The put-call ratio gives the ratio of the total trading volume of put options, divided by the total trading volume of call options. Let’s say that the total trading volume of put options was four, and the total trading volume of call options was two. The put-call ratios, in this case, would be two.
Trading & Put-Call Ratio
A put-call ratio can be used as a supporting market sentiment indicator to assess the market’s current mood on security or index. We can look at it this way: a higher put-call ratio also indicates a high relative volume of puts to calls. This means that traders want to profit from a downward signal in the price of a security.

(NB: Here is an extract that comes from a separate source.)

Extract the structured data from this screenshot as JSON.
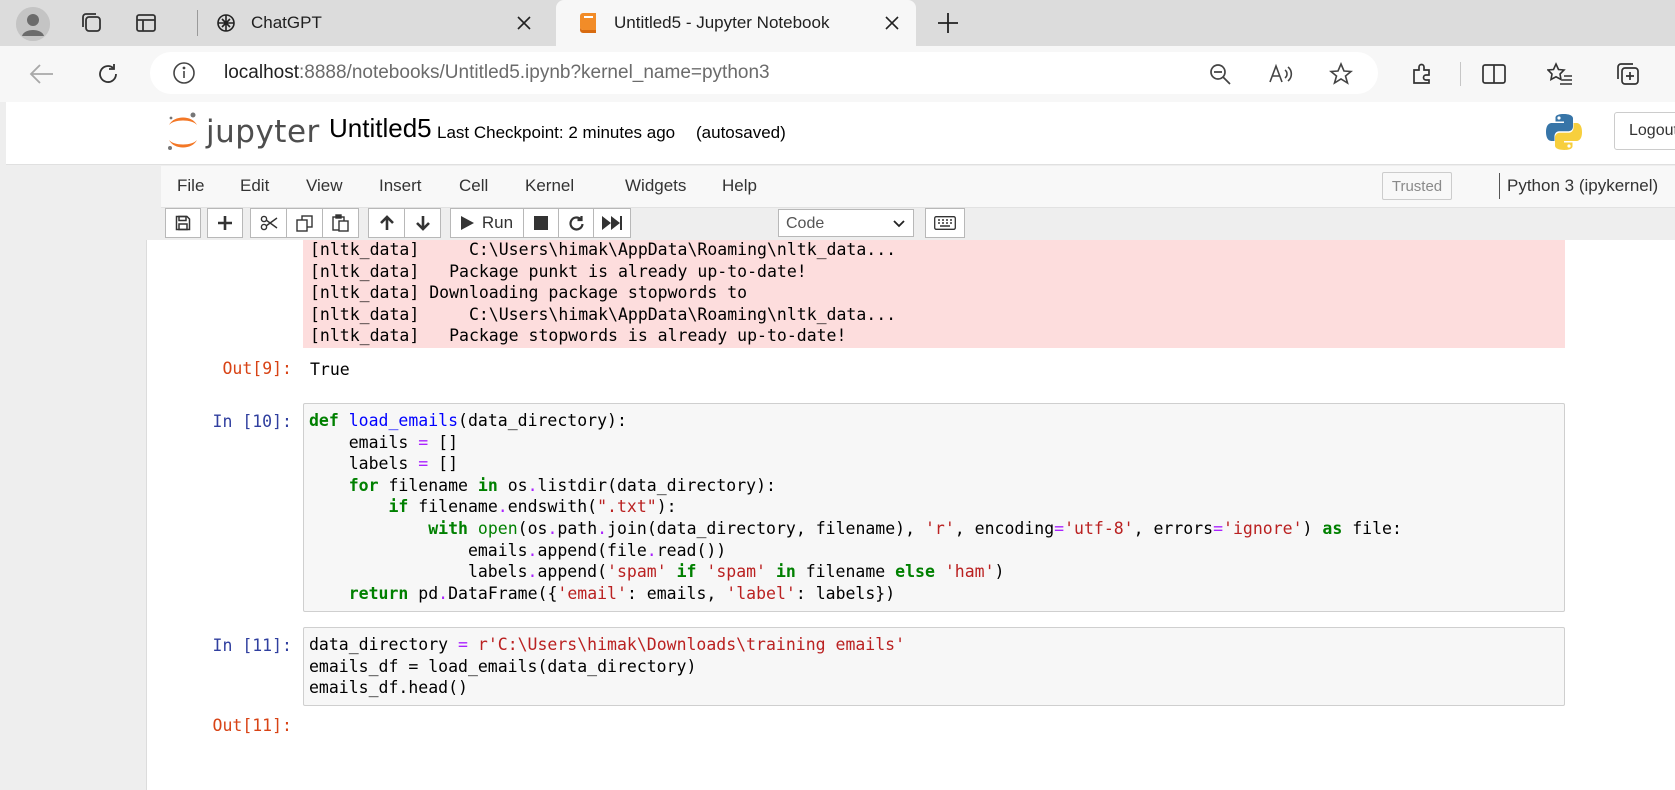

Still, options can be used as a type of insurance, meaning a high put-call ratio could indicate that many traders have taken a long position in the underlying security, purchasing relatively inexpensive out of the money put options to safeguard against unforeseen and substantial downward price movements.
The ratio is an indicator of market sentiment but still remains ambiguous. The put-call ratio is just one of many market sentiment indicators.
Putting it all together:
The put-call ratio is a practical market sentiment indicator. When the put-call ratio is further from parity, it has a higher likelihood of perceiving some significant price event in the security’s future.
Day traders are continually on the hunt for securities that have a high potential for sudden sharp price movements. That’s why the put-call ratio is such a useful tool for identifying and sorting likely profitable trades.
Because the put-call ratio is such an imprecise measure and so ambiguous, it’s most reliable to be used as part of a broad basket of market sentiment indicators. Moreover, in general, market sentiment is too deficient in identifying profitable trades, so additional analysis of each potential trade is required.